So yea, every business cares about profits, but they also have to care about the customer(s). I care about both.
With that said, I'm waiting for HBM6 before I jump.
If they can get that performance outta GDDR6, I can see Nvidia skipping HBM for that as it would remove 1 possible step of creating a waste.
HBM 2 isn't limited to 4GB, but it's still in limited supply and costs higher, so NV only used it in their pro computing products... HBM 2 is supposed to go for better supply end of this year - early next year, that's why both NV and AMD postponed it's use for next year..
nVidia seems to be able to develop 3 different chips in parallel and that with serious architectural changes from project to project
AMD is limited to rolling out in one segment at a time and is doing rather small changes to existing architecture.
Volta is expected in 2017 and it might be to Pascal what Maxwell was to Kepler.
Meanwhile AMD is merely competitive in low range, but even that might evaporate in 2017.
We might end up with AMD not being able to compete in any segment in 2017, and if so, it will be game over. Except it DOES use HBM2 with GP100 chip.
And if you were wondering about something else, namely:
Q: Why did AMD bother with HBM in Fury?
A: Because, being an underdog in a rather desperate positions, they need to gamble on new tech.
Q: Why do nVidia cards normally need less bandwidth, than AMD cards?
A: Compression on nVidia cards is said to be more effective(although AMD should be closing the gap with Polaris). Architectural differences (yeah, a vague statement, I know) more effective use of cache might also play role. I guess you are comparing 450$ chip (1070) to 330$ chip (970), makes a lot of sense. I doubt the "not found on Maxwell" part. Yeah, "companies make money" = "all company get as low as nVidia, after all, they also make money", very logical statement.
Bump was about 20%, you claimed twice that.
AIB 980Ti´s are more than competitive vs 1070.
GTX 1070 over GTX 970 gain
at 1440p 38% faster
at 4K 40% faster
www.techpowerup.com/reviews/NVIDIA/GeForce_GTX_1070/24.html
GTX 1080 over GTX 980 gain
at 1440p 40% faster
at 4K 41% faster
www.techpowerup.com/reviews/NVIDIA/GeForce_GTX_1080/26.html
Pascal Titan X over Maxwell Titan X gain
at 1440p 40% faster
at 4K 42% faster
www.techpowerup.com/reviews/NVIDIA/Titan_X_Pascal/24.html
Comparing 450 Euro 1070 to 330 Euro 970 is ridiculous.

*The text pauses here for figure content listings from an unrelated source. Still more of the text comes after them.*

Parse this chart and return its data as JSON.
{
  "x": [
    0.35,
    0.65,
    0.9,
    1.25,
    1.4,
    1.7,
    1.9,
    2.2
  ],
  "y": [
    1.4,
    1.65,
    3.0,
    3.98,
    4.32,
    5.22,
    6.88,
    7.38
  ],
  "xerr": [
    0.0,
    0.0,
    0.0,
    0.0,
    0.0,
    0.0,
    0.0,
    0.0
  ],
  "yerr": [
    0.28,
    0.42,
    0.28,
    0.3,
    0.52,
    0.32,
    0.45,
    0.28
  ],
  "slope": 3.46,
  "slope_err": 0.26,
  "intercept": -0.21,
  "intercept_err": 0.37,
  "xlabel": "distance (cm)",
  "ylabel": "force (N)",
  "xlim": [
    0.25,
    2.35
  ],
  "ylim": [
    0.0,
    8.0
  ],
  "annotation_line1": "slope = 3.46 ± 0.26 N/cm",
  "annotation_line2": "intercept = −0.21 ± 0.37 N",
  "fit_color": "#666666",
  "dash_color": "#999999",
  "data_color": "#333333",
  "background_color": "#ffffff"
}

Same goes to vs 1080 which es even more expensive than 980Ti was.
Oh, and here is a site where they know how %'s work, hover at will:
www.computerbase.de/2016-08/msi-geforce-gtx-1060-oder-sapphire-radeon-rx-480/2/#diagramm-performancerating-1920-1080
AIB 1070 is 23-24% faster than 980 (1440p/1080p)
AIB 1080 is 19-20% faster than 980Ti (1440p/1080p), stock is only 10% faster
Oh wait, we do have comparably priced products, 980 vs 1070, 980Ti vs 1080.
But let's compare 1070 vs 970 and 1080 vs 980, to get bogus higher "improvement" numbers, shall we.